Organizations are swamped with a growing number of regulatory changes. A recent article in the Washington Post pointed to the constant rise in the average number of major federal regulations with each recent administration—from 27 per year under President Clinton to 44 per year under President Obama. Research consistently shows compliance professionals predicting that their companies will need to increase the amount of time and resources required to comply with changing regulatory requirements. In a 2012 congressional hearing of the Independent Community Bankers of America, presenters cited 921 documented compliance changes in four years, leading senior executives to now spend an estimated 80 percent of their work time on compliance-related issues compared to 20 percent three years ago, with loan originators likewise spending 30-35 percent of their time per file on compliance, compared to 5-10 percent in the past.
New laws, regulatory changes, increased oversight and court rulings have serious implications for entire companies, from boards to management to lines of business and ultimately, individual employees. In addition, regulatory compliance reaches beyond the walls of a corporation to the extended enterprise: companies need to oversee third-party relationships as they would any other division of their organization. The advent of “Big Data” is further complicating matters, as companies struggle to decipher information previously buried in spreadsheets, emails and other documents. According to industry pundit Michael Rasmussen of GRC 20/20 Research, financial services companies report that risk, compliance and audit staff spend as much as 80 percent of their time managing documents and reconciling information and only 20 percent of their time actually managing risk and compliance.
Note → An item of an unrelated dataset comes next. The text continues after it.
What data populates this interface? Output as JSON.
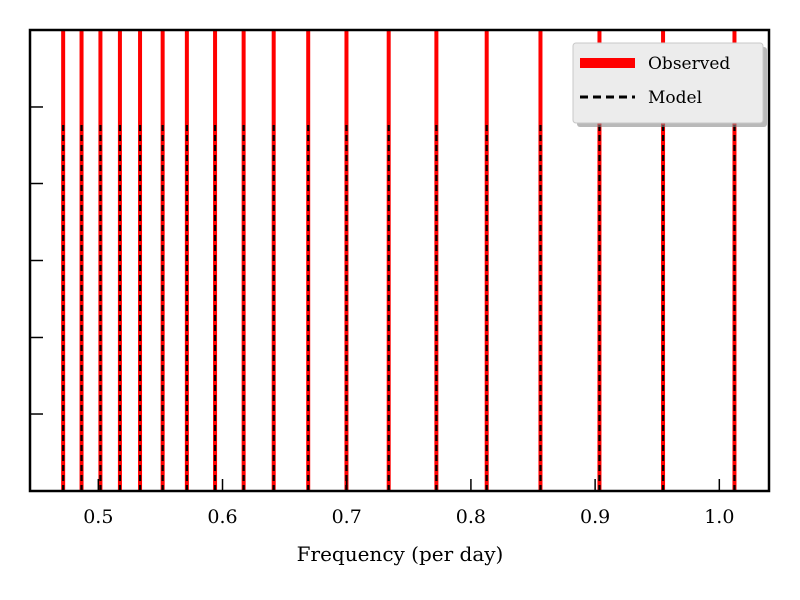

Ten years ago, in the wake of Sarbanes-Oxley, industry visionaries were writing about the nexus of law and technology; the regulatory compliance landscape meant that compliance officers needed to become technology savvy and that IT professionals would have to go to law school. Yet today, the majority of compliance officers acknowledge that they’re still trying to manage significant portions of their compliance programs without appropriate technology. So why are companies apparently reluctant to adopt technology for compliance? Recent analyst research points to 80 percent of chief legal officers suggesting that they have no formal support from IT. And the tools themselves represent yet another problem. Companies have made significant investments in enterprise tools, such as enterprise resource planning or e-procurement software, that were never designed to address ongoing compliance issues. One of the biggest gaffes a company can make is purchasing technology to address compliance without understanding its business requirements. At least 50 percent of Hiperos’ clients report that they have tried—and failed—to address third party compliance by using products that are just not designed to do the job.
Given the complexity of the regulatory landscape and the specific requirements for different industries, a “one size fits all” approach is doomed to fail. Companies are increasingly looking for best of breed technology to address specific business requirements. Appropriate technology, managed strategically with process and information, can significantly reduce a corporation’s regulatory burden in terms of time, cost and risk.